"To Share or Not to Share?: Registration and Reporting of Clinical Trial Results"

1

The AllTrials campaign (explained in a recent interview in our online magazine Biome) and books such as Ben Goldacre’s Bad Pharma have brought the issue of registration and reporting of clinical trials into the spotlight. The push for greater transparency continues to gain momentum. Recent discussions around the European Medicines Agency’s (EMA) proposal to proactively publish the information submitted to them as part of the standard marketing-authorisation application process has further brought the issue to the forefront. This data submitted to the EMA would be made available for independent reanalysis, after the EMA have completed their decision making process on the application.

Recently, BioMed Central attended a panel discussion organised by Oxbridge Biotech Roundtable (OBR) in which panellists, drawn from both academia and industry, discussed registration and reporting of clinical trial results as well as the complicated issue of access to individual participant level data. The panel was moderated by Andrew Jack, Pharmaceuticals Correspondent for the Financial Times.

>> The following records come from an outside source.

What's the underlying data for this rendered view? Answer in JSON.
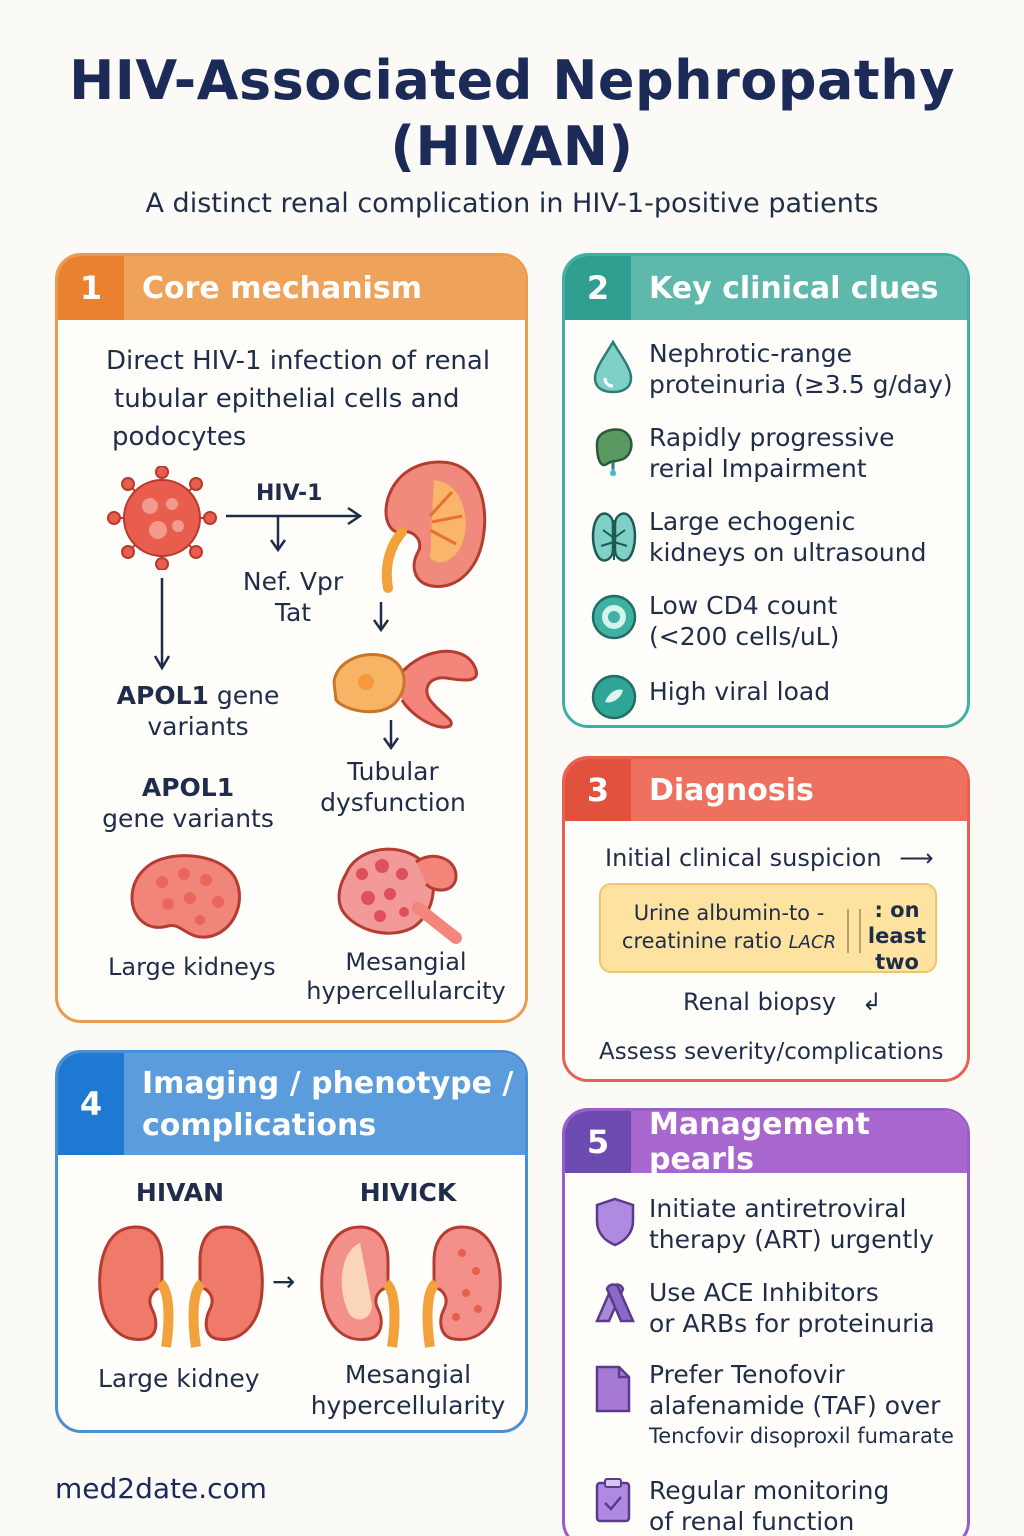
{
  "title_line1": "HIV-Associated Nephropathy",
  "title_line2": "(HIVAN)",
  "subtitle": "A distinct renal complication in HIV-1-positive patients",
  "colors": {
    "orange": "#ec8a3a",
    "teal": "#3aa89b",
    "red": "#e8604f",
    "blue": "#4a8fd6",
    "purple": "#9a5cc7"
  },
  "card1": {
    "num": "1",
    "title": "Core mechanism",
    "intro_line1": "Direct HIV-1 infection of renal",
    "intro_line2": "tubular epithelial cells and",
    "intro_line3": "podocytes",
    "hiv_label": "HIV-1",
    "nef_vpr": "Nef. Vpr",
    "tat": "Tat",
    "apol1_a_bold": "APOL1",
    "apol1_a_rest": " gene",
    "apol1_a_line2": "variants",
    "apol1_b_bold": "APOL1",
    "apol1_b_line2": "gene variants",
    "tubular_line1": "Tubular",
    "tubular_line2": "dysfunction",
    "large_kidneys": "Large kidneys",
    "mesangial_line1": "Mesangial",
    "mesangial_line2": "hypercellularcity"
  },
  "card2": {
    "num": "2",
    "title": "Key clinical clues",
    "clues": [
      {
        "line1": "Nephrotic-range",
        "line2": "proteinuria (≥3.5 g/day)",
        "icon": "droplet-icon"
      },
      {
        "line1": "Rapidly progressive",
        "line2": "rerial Impairment",
        "icon": "kidney-drip-icon"
      },
      {
        "line1": "Large echogenic",
        "line2": "kidneys on ultrasound",
        "icon": "ultrasound-kidney-icon"
      },
      {
        "line1": "Low CD4 count",
        "line2": "(<200 cells/uL)",
        "icon": "cell-icon"
      },
      {
        "line1": "High viral load",
        "line2": "",
        "icon": "virus-pill-icon"
      }
    ]
  },
  "card3": {
    "num": "3",
    "title": "Diagnosis",
    "step1": "Initial clinical suspicion",
    "urine_line1": "Urine albumin-to -",
    "urine_line2": "creatinine ratio",
    "urine_lacr": "LACR",
    "urine_side1": ": on",
    "urine_side2": "least",
    "urine_side3": "two",
    "step3": "Renal biopsy",
    "step4": "Assess severity/complications"
  },
  "card4": {
    "num": "4",
    "title_line1": "Imaging / phenotype /",
    "title_line2": "complications",
    "hivan": "HIVAN",
    "hivick": "HIVICK",
    "large_kidney": "Large kidney",
    "mes_line1": "Mesangial",
    "mes_line2": "hypercellularity"
  },
  "card5": {
    "num": "5",
    "title": "Management pearls",
    "items": [
      {
        "line1": "Initiate antiretroviral",
        "line2": "therapy (ART) urgently",
        "line3": "",
        "icon": "shield-icon"
      },
      {
        "line1": "Use ACE Inhibitors",
        "line2": "or ARBs for proteinuria",
        "line3": "",
        "icon": "capsule-icon"
      },
      {
        "line1": "Prefer Tenofovir",
        "line2": "alafenamide (TAF) over",
        "line3": "Tencfovir disoproxil fumarate",
        "icon": "document-icon"
      },
      {
        "line1": "Regular monitoring",
        "line2": "of renal function",
        "line3": "",
        "icon": "clipboard-icon"
      }
    ]
  },
  "footer": "med2date.com"
}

Discussions kicked-off with a question on how serious a problem there is with the current level of clinical trial reporting. David Tovey, Deputy CEO and Editor-In-Chief of the Cochrane Library, feels there is a big problem, and it directly affects patient care. He explained that, since we quantify benefits and harms of specific treatments based on evidence, the absence of full access to the data skews clinical decision making. Systematic reviews, regarded as the highest level of evidence for medical interventions, are undermined when there isn’t full disclosure or data is incompletely reported. Bina Rawal, Director of Medical, Innovation and Research at the Association of the British Pharmaceutical Industry, thinks the situation is improving and that lessons have been learned; though, Tovey warned that we should not just look prospectively – a patient visiting their doctor today will be prescribed drugs that are available today, not those that may be available in the future. Mahdi Farhan, Group Clinical Director, Roche Products Ltd, added that there are missed opportunities within the pharmaceutical industry to share data with clinicians, researchers and other members of industry.

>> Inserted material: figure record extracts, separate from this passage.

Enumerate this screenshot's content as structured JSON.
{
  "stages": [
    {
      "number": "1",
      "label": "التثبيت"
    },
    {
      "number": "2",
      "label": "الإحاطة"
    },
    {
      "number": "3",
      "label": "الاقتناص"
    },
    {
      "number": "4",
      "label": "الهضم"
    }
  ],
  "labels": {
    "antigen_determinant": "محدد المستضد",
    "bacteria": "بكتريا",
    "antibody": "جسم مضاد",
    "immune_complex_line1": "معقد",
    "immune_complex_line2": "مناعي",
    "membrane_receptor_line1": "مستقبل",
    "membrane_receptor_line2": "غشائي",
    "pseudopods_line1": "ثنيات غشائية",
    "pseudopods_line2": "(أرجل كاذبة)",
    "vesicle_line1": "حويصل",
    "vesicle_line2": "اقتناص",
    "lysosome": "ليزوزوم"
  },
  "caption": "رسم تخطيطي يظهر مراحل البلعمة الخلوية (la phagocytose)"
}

Panellists were asked whether academics and non-profit organisations should be held to the same level of disclosure as industry and all agreed they should. Deborah Ashby, Professor of Medical Statistics and Clinical Trials and co-Director of Imperial Clinical Trials Unit explained that the problem is not limited to clinical trials or to industry. To her, the principles are clear: “all trials, all data should be out there. We owe that to patients who took part; we owe that to future patients”, but she added that “the devil is in the detail” explaining that there are complex practical issues around responsibility for data from historical trials, infrastructure, and confidentiality with patient data.

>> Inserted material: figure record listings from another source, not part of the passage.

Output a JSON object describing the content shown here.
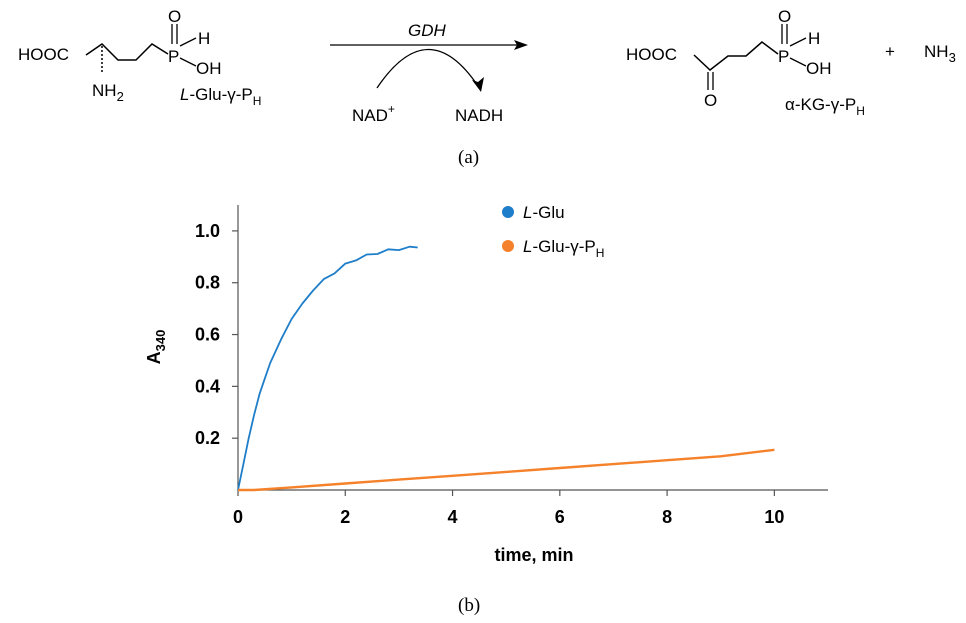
{
  "scheme": {
    "substrate": {
      "cooh": "HOOC",
      "nh2": "NH",
      "nh2_sub": "2",
      "p": "P",
      "o": "O",
      "h": "H",
      "oh": "OH",
      "name_prefix": "L",
      "name_main": "-Glu-γ-P",
      "name_sub": "H"
    },
    "enzyme": "GDH",
    "cofactor_in": "NAD",
    "cofactor_in_sup": "+",
    "cofactor_out": "NADH",
    "product": {
      "cooh": "HOOC",
      "keto_o": "O",
      "p": "P",
      "o": "O",
      "h": "H",
      "oh": "OH",
      "name_main": "α-KG-γ-P",
      "name_sub": "H"
    },
    "plus": "+",
    "nh3": "NH",
    "nh3_sub": "3"
  },
  "captions": {
    "a": "(a)",
    "b": "(b)"
  },
  "colors": {
    "series1": "#1f7ec9",
    "series2": "#f5822a"
  },
  "chart_data": {
    "type": "line",
    "xlabel": "time, min",
    "ylabel": "A",
    "ylabel_sub": "340",
    "xlim": [
      0,
      11
    ],
    "ylim": [
      0,
      1.1
    ],
    "xticks": [
      0,
      2,
      4,
      6,
      8,
      10
    ],
    "yticks": [
      0.2,
      0.4,
      0.6,
      0.8,
      1.0
    ],
    "ytick_labels": [
      "0.2",
      "0.4",
      "0.6",
      "0.8",
      "1.0"
    ],
    "grid": false,
    "legend_position": "top-center",
    "series": [
      {
        "name_italic": "L",
        "name": "-Glu",
        "color": "#1f7ec9",
        "x": [
          0,
          0.1,
          0.2,
          0.3,
          0.4,
          0.5,
          0.6,
          0.8,
          1.0,
          1.2,
          1.4,
          1.6,
          1.8,
          2.0,
          2.2,
          2.4,
          2.6,
          2.8,
          3.0,
          3.2,
          3.35
        ],
        "y": [
          0,
          0.1,
          0.2,
          0.29,
          0.37,
          0.43,
          0.49,
          0.58,
          0.66,
          0.72,
          0.77,
          0.81,
          0.84,
          0.87,
          0.89,
          0.905,
          0.915,
          0.925,
          0.93,
          0.935,
          0.94
        ]
      },
      {
        "name_italic": "L",
        "name": "-Glu-γ-P",
        "name_sub": "H",
        "color": "#f5822a",
        "x": [
          0,
          0.3,
          1,
          2,
          3,
          4,
          5,
          6,
          7,
          8,
          9,
          10
        ],
        "y": [
          0,
          0,
          0.01,
          0.025,
          0.04,
          0.055,
          0.07,
          0.085,
          0.1,
          0.115,
          0.13,
          0.155
        ]
      }
    ]
  }
}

Access to individual patient data is a notoriously tricky issue and discussions moved to who should have access. Panellists were divided on the need for ‘gatekeepers’ vs data being openly accessible. Rawal believes that responsible data sharing involves evaluating the request and the requester and that this is a particular issue with small data sets and rare diseases. Ashby welcomes different people doing different analyses, but cautioned that a delicate balance must be struck between the risk of re-identification from de-identified datasets and the limitations of completely anonymized data sets.

It is clear that the issue of registration and reporting of clinical trials will continue to be important. We all play a role in increasing transparency in clinical trials, and must work together to ensure that clinical decisions are made on all of the data. BioMed Central will continue to support efforts to increase transparency, for example through our policy to require registration of all clinical trials, the ISRCTN registry service, and publication of negative results and unfinished studies.

 

View the latest posts on the On Medicine homepage

One Comment

Comments are closed.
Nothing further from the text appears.